No que refere às noções de normal, normatividade e anormal, conforme já apontamos em Surdi (2010), Canguilhem (2007) expõe que a palavra latina norma deriva do grego ', que deu origem, enquanto prefixo, a palavras como ortografia, ortopedia, ortodoxia, suportando o peso do sentido inicial dos termos norma e normal. O conceito de normal é reduzido a um conceito qualitativo e polivalente, estético e moral. Normal advém de norma, regra, ou seja, o que é conforme à regra, regular, como um esquadro, aquilo que não pende nem para a esquerda nem para a direita, portanto, o que se conserva em um justo meio-termo; “Uma norma, uma regra, é aquilo que serve para retificar, pôr de pé, endireitar”. (p. 211). Então, “Uma norma se propõe como um modo possível de unificar um diverso, de reabsorver uma diferença, de resolver uma desavença”. (p. 212).

Conforme o Dicionário de Linguística e Gramática, de Câmara Júnior (1986, p. 177), a palavra norma é apresentada como o “conjunto de hábitos vigentes no lugar ou na classe social mais prestigiosa no País”. A norma é contrariada pela variabilidade linguística intrínseca, que se verifica de um lugar para outro, de uma classe social para outra e de um indivíduo para outro. Para o autor, do ponto de vista da norma, a variabilidade que a contraria constitui o erro, que é de três espécies: o regionalismo, o vulgarismo e erros individuais, correspondentes ao idioleto. Tais erros atuam contra a norma e tendem a enfraquecê-la ou modificá-la, principalmente quando na estrutura social se debilita o prestígio do lugar e da classe que representa. Nesse viés, a norma é uma força conservadora na linguagem e, em muitas sociedades altamente evoluídas, a norma se torna operante e agressiva, diante das três espécies de erro, por meio do ensino escolar e da organização de uma disciplina gramatical.

O termo anormal, para Canguilhem (2007), implica referência a um valor, é um termo apreciativo, normativo. “O anormal, enquanto a-normal, é posterior à definição do normal, é a negação lógica deste”. (p. 216). Desse modo, o anormal é o desregrado, irregular, fora de um esquadro, é o que está fora da norma, é o que pende para a direita e/ou para a esquerda. É um modo de conceber o “diferente” como constitutivo do “mesmo”, pois só se identifica uma irregularidade estabelecendo relações com aquilo que regula, que regra.

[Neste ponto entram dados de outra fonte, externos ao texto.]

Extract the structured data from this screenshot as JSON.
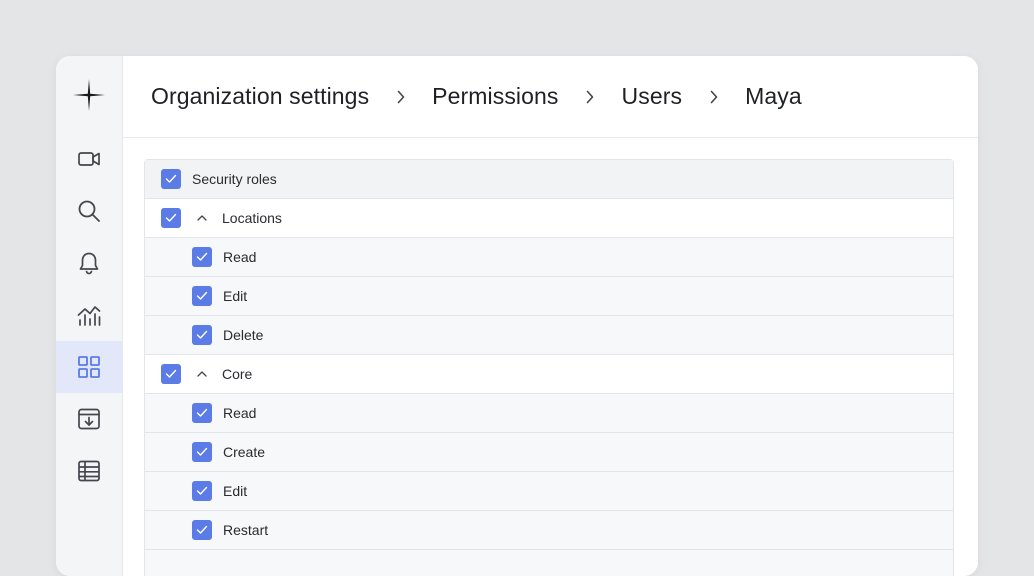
{
  "breadcrumb": {
    "items": [
      "Organization settings",
      "Permissions",
      "Users",
      "Maya"
    ]
  },
  "sidebar": {
    "items": [
      {
        "icon": "video-icon",
        "active": false
      },
      {
        "icon": "search-icon",
        "active": false
      },
      {
        "icon": "bell-icon",
        "active": false
      },
      {
        "icon": "analytics-icon",
        "active": false
      },
      {
        "icon": "grid-icon",
        "active": true
      },
      {
        "icon": "archive-download-icon",
        "active": false
      },
      {
        "icon": "table-icon",
        "active": false
      }
    ]
  },
  "permissions": {
    "header": {
      "label": "Security roles",
      "checked": true
    },
    "groups": [
      {
        "label": "Locations",
        "checked": true,
        "expanded": true,
        "children": [
          {
            "label": "Read",
            "checked": true
          },
          {
            "label": "Edit",
            "checked": true
          },
          {
            "label": "Delete",
            "checked": true
          }
        ]
      },
      {
        "label": "Core",
        "checked": true,
        "expanded": true,
        "children": [
          {
            "label": "Read",
            "checked": true
          },
          {
            "label": "Create",
            "checked": true
          },
          {
            "label": "Edit",
            "checked": true
          },
          {
            "label": "Restart",
            "checked": true
          }
        ]
      }
    ]
  },
  "colors": {
    "accent": "#5b7be6",
    "active_nav": "#e3e7fa",
    "background": "#e4e5e7"
  }
}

Consideremos novamente a passagem que intitula a terceira parte deste estudo, para observamos a relação entre anormalidade e perturbação:

Outro fator de perturbação da boa escolha das palavras é a existência de

homônimos. (ROCHA LIMA, 1972, p. 451).

Precisamos levar em conta o sintagma “boa”, que vem determinando o tipo de escolha das palavras. Assim, não se trata de qualquer escolha, pois “a rigor, deve ser “boa”, o que significa certa = correta = norma, ou seja, dentro da normalidade. Desse modo, a normalidade está para boa escolha, como a anormalidade está para a perturbação. O sintagma “escolha” produz um efeito de sentido de que o sujeito tem possibilidades de escolher (com total autonomia) as palavras e conter seus sentidos; como se fosse possível fazer a escolha sem a influência da história, da ideologia, da exterioridade e do inconsciente; como se fosse possível controlar os sentidos que se produzem a partir de uma palavra proferida. Estamos compreendendo a ideologia, como “[...] uma prática significativa. Necessidade da interpretação, a ideologia não é consciente: ela é efeito da relação do sujeito com a língua e com a história em sua relação necessária, para que se signifique”. (ORLANDI, 2004. p. 48). E o sujeito, nesse viés, é entendido como lugar historicamente constituído de significação e interpelado ideologicamente, assim, o sujeito não é origem de si e a história não é contexto, como explica Orlandi (2004). Nesse domínio discursivo, o sujeito é uma posição entre outras e neste estudo tratamos da tomada de posição do sujeito-gramático, em sua função autor, relacionando-a à problemática que envolve a questão da produção dos sentidos e de como a significação tem ou não lugar na produção de saberes sobre a língua na GNLP.